Example wording that is defensible is specific and time-based, such as: “We contacted our named safeguarding link the same day, agreed interim safeguards, and held a joint planning discussion within 48 hours to confirm thresholds, actions and review dates.”
Commissioner expectation
Commissioner expectation: Commissioners expect providers to evidence active multi-agency working that results in timely risk decisions and measurable safeguarding outcomes. They will look for named escalation routes, usable chronologies, clear information sharing records, and examples where partnership working prevented repeat harm or improved the person’s safety and wellbeing.
Regulator / Inspector expectation (CQC)
Regulator / Inspector expectation (e.g. CQC): Inspectors will assess whether people are protected from abuse and improper treatment and whether governance systems are effective. They will test how staff escalate concerns, how well the service works with safeguarding partners, and whether records show clear decision-making, review and learning. Strong practice demonstrates coordinated action, clear rationales, and outcomes that improve safety without unnecessary restriction.

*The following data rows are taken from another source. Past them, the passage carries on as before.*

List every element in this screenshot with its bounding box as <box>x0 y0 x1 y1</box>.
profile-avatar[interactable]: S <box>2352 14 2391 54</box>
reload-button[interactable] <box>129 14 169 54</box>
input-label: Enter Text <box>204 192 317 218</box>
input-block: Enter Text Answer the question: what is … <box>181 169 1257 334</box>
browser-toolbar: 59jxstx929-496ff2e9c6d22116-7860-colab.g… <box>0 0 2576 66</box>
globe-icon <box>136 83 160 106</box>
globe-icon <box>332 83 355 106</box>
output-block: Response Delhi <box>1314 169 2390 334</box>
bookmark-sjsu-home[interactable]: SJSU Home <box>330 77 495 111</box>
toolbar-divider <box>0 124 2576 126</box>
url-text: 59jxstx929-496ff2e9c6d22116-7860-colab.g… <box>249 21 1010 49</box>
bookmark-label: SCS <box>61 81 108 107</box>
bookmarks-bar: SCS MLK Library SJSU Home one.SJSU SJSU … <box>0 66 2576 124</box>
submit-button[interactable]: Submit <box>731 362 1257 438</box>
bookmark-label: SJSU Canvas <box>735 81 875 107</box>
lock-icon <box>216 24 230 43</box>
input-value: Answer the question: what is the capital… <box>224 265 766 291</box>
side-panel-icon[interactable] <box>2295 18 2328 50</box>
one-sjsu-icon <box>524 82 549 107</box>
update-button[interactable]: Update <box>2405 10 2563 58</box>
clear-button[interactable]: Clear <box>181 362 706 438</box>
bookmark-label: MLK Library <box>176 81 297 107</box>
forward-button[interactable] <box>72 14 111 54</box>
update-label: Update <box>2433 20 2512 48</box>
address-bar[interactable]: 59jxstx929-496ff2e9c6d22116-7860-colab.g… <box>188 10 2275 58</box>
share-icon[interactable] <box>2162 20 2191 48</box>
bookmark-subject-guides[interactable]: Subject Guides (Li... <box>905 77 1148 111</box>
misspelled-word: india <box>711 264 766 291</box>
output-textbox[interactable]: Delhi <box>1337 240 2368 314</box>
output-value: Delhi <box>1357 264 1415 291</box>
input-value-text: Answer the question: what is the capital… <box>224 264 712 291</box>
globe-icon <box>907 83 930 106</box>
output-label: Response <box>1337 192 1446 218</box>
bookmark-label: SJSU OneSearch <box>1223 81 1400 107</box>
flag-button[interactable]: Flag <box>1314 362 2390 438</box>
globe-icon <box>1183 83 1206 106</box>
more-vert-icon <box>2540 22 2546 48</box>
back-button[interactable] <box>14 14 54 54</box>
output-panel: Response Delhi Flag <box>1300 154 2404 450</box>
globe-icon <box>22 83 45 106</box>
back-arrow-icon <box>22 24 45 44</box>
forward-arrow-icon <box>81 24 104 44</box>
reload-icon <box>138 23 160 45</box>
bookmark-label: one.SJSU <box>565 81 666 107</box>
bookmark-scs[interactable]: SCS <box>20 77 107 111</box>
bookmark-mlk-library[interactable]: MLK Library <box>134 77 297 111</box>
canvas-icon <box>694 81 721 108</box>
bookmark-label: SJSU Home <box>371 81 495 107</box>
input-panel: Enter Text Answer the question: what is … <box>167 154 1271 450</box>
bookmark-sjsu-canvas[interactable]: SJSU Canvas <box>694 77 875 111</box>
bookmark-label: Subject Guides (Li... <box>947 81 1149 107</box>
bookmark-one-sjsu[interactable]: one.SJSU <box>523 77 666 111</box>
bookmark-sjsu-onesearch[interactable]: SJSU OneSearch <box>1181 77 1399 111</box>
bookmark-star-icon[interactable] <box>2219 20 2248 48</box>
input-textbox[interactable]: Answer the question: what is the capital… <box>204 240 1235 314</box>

Governance and assurance: proving partnership works
Providers should treat multi-agency working as a governed capability. This means: maintaining a partner contact register; auditing safeguarding files for evidence of agency coordination; sampling how quickly and effectively escalation happens out of hours; and running learning reviews that change practice. Partnerships protect people. In a tender, they also demonstrate that your service does not just follow procedure — it works across systems to deliver safety, dignity and person-centred outcomes.